Well, it is not really the time itself that make the difference, but all that went into the two years...love and care of friends, teammates, family, parishioners, colleagues, good doctors of all kinds, God. Let me explain.
Two years ago this week, during my first-ever sabbatical, I went joyfully off to the Masters Nationals Rowing Championships in Oklahoma City, where on the first stroke of the first start of the first race I knew that I had injured myself quite badly. My roommate Mary Alice asked about it after that first sleepless night...and I mumbled something or another and simply upped my ibuprofen consumption for the next three days. Hey, we had a regatta to win! It was not until we carried the boats back to load them onto the trailer that I realized my shoulder was not holding. Uh oh.

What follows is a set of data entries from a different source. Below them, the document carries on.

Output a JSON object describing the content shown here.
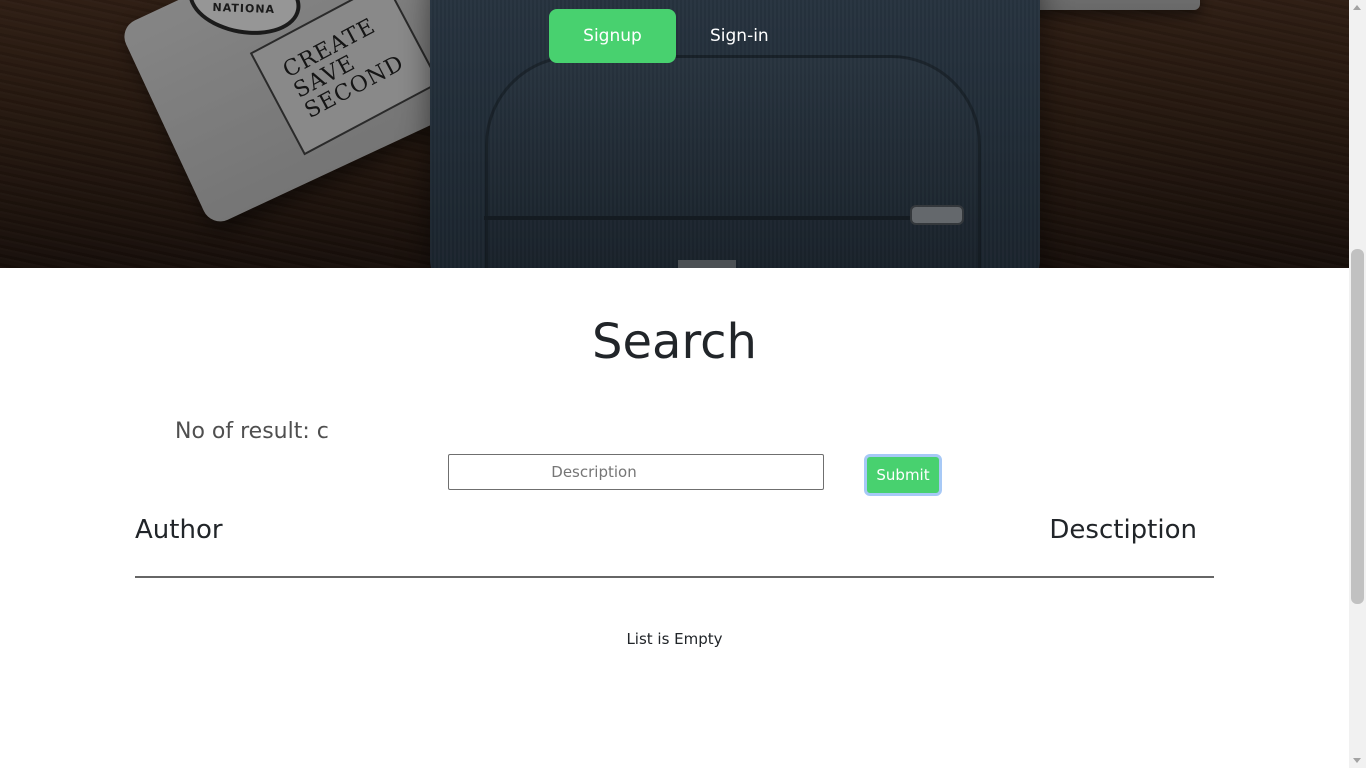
{
  "header": {
    "signup_label": "Signup",
    "signin_label": "Sign-in",
    "hero_sticker_left": "NATIONA",
    "hero_sticker_right": "CREATE SAVE SECOND"
  },
  "search": {
    "title": "Search",
    "results_count": "No of result: c",
    "input_placeholder": "Description",
    "input_value": "",
    "submit_label": "Submit"
  },
  "table": {
    "columns": [
      "Author",
      "Desctiption"
    ],
    "empty_message": "List is Empty"
  },
  "colors": {
    "accent": "#48D16F",
    "text": "#212529",
    "muted": "#4F4F4F"
  }
}
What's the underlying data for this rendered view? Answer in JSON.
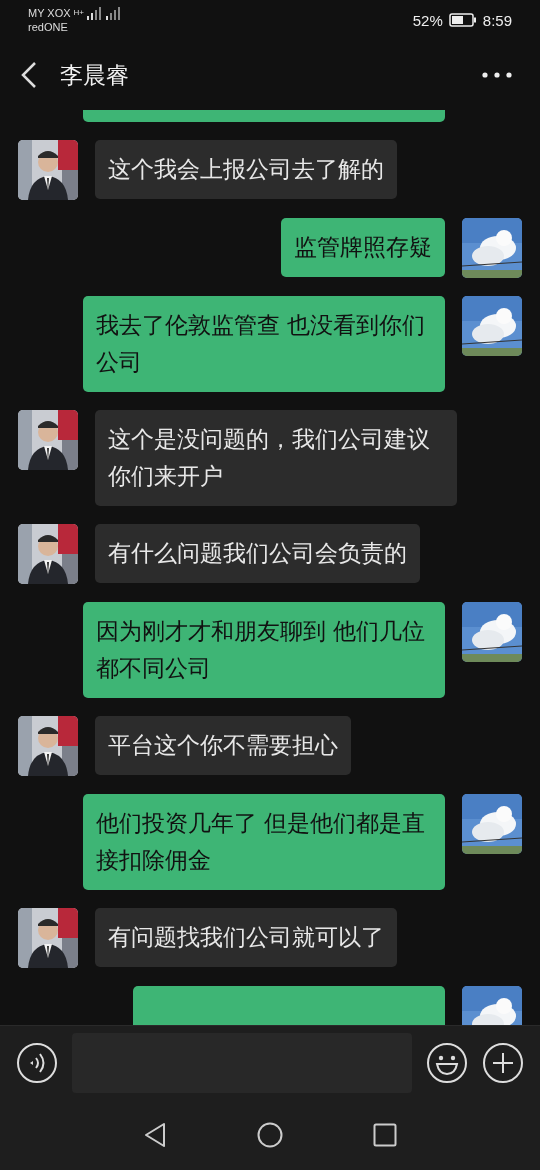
{
  "status_bar": {
    "carrier_1": "MY XOX",
    "network": "H+",
    "carrier_2": "redONE",
    "battery": "52%",
    "time": "8:59"
  },
  "header": {
    "title": "李晨睿"
  },
  "messages": [
    {
      "kind": "sent"
    },
    {
      "kind": "received",
      "text": "这个我会上报公司去了解的"
    },
    {
      "kind": "sent",
      "text": "监管牌照存疑"
    },
    {
      "kind": "sent",
      "text": "我去了伦敦监管查 也没看到你们公司"
    },
    {
      "kind": "received",
      "text": "这个是没问题的，我们公司建议你们来开户"
    },
    {
      "kind": "received",
      "text": "有什么问题我们公司会负责的"
    },
    {
      "kind": "sent",
      "text": "因为刚才才和朋友聊到 他们几位都不同公司"
    },
    {
      "kind": "received",
      "text": "平台这个你不需要担心"
    },
    {
      "kind": "sent",
      "text": "他们投资几年了 但是他们都是直接扣除佣金"
    },
    {
      "kind": "received",
      "text": "有问题找我们公司就可以了"
    },
    {
      "kind": "sent"
    }
  ]
}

Back home for major surgery and the dreaded six weeks in a sling and an extended absence (after a sabbatical...yikes!) from work. I do not think I have ever experienced as much pain as that first day of physical therapy. My PT said "it is never going to be worst than it is today". She touched me and asked "do you think you will cry?" and I whispered "no, but I may pass out." I have always overly proud of my high pain threshold. I learned some humility that day. I gained new appreciation for the pain scale. Now I understand.
For several reasons that are unimportant today, two years ago was about the lowest time of my life. In the middle of it, I did not know how I was going to survive. The people around me were my saving grace.
I have learned about letting go completely. I have always been one of those people who needs a two by four knock upside the head to understand. This was a knockout blow of the first order and I let go, I had to.
My parishioners and my teammates and my friends and my colleagues and my family and my doctors and God cared for me. Fed me, drove me, helped me sleep, encouraged me when I was down, pushed me forward when I needed a push. Simply sat with me when that was all I could do. I look back over these past two years and give great thanks for all of these people who helped me make it through.
I was looking through my Oklahoma pictures recently and found this one of a detail of a scupture of a Native American warrior. I like the image of 'holding', which is what I did for dear life. At the same time, I did necessarily let go completely, which is of course one of life's great paradoxes and, ultimately, freedoms.
Two years really does make all the difference.